Subsequently, it was decided to beautify the area by painting the walls of the staircase, with
the involvement of the community: the meetings allowed the action to be co-designed and, thanks to the support of Il Giardino, participants learnt how to use brushes and paints to carry out street-art work. The area, cleaner and more colourful, returned to the community.
Among the most recent initiatives, Il Giardino has been mapping the city’s green spaces, analyzing urban planning standards and reflecting on shared planning on the possible uses of public green spaces. Not only green as a tool to address climate change in action and information, but also public debates on sustainable mobility and the use of renewable energy sources. “The biggest challenge right now is not to let ourselves be dazzled,” Angela comments, perhaps referring to “light”, understood as “energy”, and the many debates accompanying the energy transition season in Sardinia at the moment, committed as the rest of Europe by the New Green Deal to the construction of numerous plants for the production of energy from renewable sources. Currently the national electricity bodies received only for Sardinia, applications for the construction of wind and photovoltaic plants by private companies for about 57 GW of power, exceeding the quota of 6.7 GW expected by 2030 for Sardinia’s renewable energy productions as contribution to national production targets. (Does it look like a new assault on the common good? [Editor’s note])
`Which limits does it encounter? Are any shortcomings or critical points visible? What other problematic issues can arise from its implementation?
I ask Angela what limits or obstacles Il Giardino’s path finds in her daily walk: ‘The sense of impotence before the actions of the current socio-economic and political system, in which environmental sustainability is not or does not seem to be a priority. The road to the commons starts from the bottom. I also take courage and trust that new ways of re-accessing to commons, such as land, places and nowadays, even energy, starting from those we know how to put together to defend democratic spaces, can be there. In this perspective, collaboration and networking among people of good will, are crucial.
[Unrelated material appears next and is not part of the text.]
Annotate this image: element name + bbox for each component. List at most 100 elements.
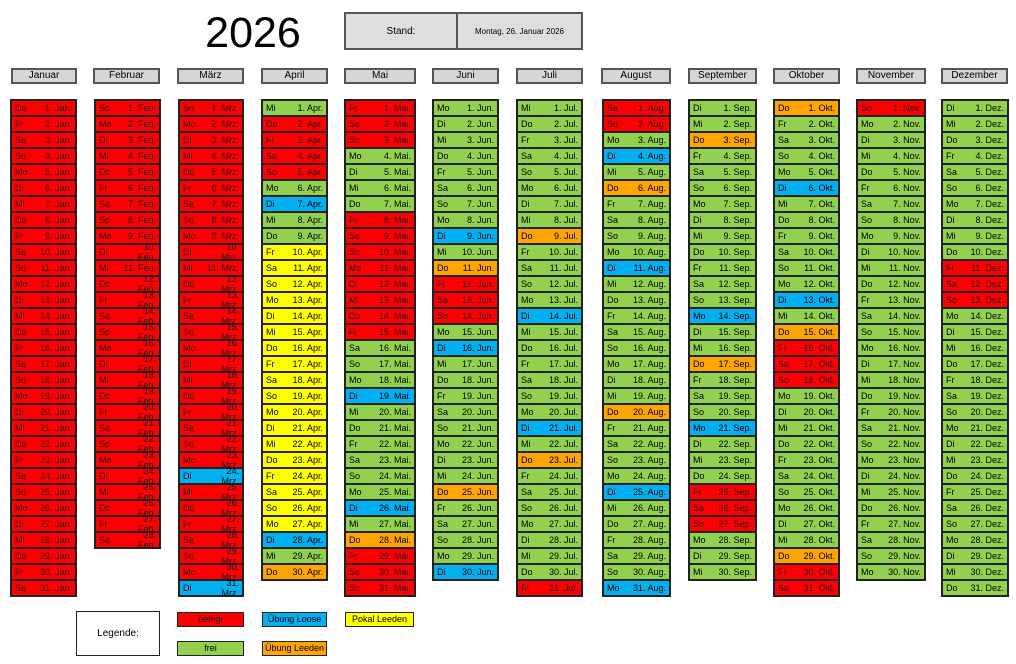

“Il Giardino informally supports institutional initiatives” (such as the creation of the Via Gobetti Park) and collaborates with institutions in its mission to promote the common good. Although it operates as ‘a subordinate organization of clandestine actions‘, according to Angela, there is no shortage of collaborations and projects with other local associations and structured realities, to which Il Giardino makes its expertise available.
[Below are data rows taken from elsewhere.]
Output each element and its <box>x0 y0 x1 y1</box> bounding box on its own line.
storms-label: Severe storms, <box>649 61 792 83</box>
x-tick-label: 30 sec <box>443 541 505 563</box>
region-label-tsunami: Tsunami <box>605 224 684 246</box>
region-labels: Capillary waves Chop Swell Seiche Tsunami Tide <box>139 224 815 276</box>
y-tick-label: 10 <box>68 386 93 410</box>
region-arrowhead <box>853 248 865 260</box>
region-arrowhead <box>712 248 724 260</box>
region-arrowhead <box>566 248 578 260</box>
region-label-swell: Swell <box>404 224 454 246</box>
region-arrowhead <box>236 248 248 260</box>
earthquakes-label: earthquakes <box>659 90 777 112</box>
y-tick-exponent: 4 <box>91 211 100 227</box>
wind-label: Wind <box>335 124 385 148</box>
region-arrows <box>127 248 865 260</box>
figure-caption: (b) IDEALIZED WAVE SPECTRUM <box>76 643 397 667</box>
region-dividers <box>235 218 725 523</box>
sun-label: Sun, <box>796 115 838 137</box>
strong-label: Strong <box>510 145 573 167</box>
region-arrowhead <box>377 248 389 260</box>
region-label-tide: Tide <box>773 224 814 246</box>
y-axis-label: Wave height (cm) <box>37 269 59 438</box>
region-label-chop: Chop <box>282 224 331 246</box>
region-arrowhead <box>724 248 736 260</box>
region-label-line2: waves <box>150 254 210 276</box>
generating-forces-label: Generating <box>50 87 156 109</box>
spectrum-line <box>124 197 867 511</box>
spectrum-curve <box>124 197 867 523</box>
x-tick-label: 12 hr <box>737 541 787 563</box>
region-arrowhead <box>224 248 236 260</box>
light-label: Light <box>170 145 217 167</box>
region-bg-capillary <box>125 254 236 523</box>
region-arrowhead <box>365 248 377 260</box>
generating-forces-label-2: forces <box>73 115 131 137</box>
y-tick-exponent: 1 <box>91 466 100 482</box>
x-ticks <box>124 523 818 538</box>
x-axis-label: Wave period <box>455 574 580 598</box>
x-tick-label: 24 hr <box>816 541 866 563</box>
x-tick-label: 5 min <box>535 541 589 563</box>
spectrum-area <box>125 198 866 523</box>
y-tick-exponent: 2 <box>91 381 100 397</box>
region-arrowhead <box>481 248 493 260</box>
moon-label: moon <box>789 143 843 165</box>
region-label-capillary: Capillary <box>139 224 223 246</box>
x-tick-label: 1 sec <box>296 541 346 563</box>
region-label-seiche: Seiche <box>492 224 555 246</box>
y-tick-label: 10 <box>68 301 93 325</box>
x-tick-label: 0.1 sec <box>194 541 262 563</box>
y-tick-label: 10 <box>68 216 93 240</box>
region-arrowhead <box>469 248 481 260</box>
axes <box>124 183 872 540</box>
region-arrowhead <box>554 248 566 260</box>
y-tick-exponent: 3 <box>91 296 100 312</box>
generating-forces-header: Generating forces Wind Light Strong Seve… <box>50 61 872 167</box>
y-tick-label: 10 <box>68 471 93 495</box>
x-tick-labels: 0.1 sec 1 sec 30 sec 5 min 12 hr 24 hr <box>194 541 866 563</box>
How would it be potentially replicable in other settings?
There are currently contacts with similar initiatives in the region, considering the city dimension of Il Giardino’s initiatives, but the modus operandi and objectives are certainly highly replicable.
Is this initiative conducive to broader changes? If yes, which?
Through cleaning actions, the raising of residents’ awareness concerning common good care is tangible. Thanks to the support of the local authorities, among changes, bins have been installed and the number of waste gathering points in the neighborhood by the service provider has increased, tangibly improving the quality of use and livability of the neighborhood, as well as the residents’ participation in the care of
collective spaces. This contribution has been realised thanks to the warming smile and contagious spirit of the activist Angela Louise Pudda, as contact reference for the Il Giardino’s (Porto Torres, Sardinia) initiative.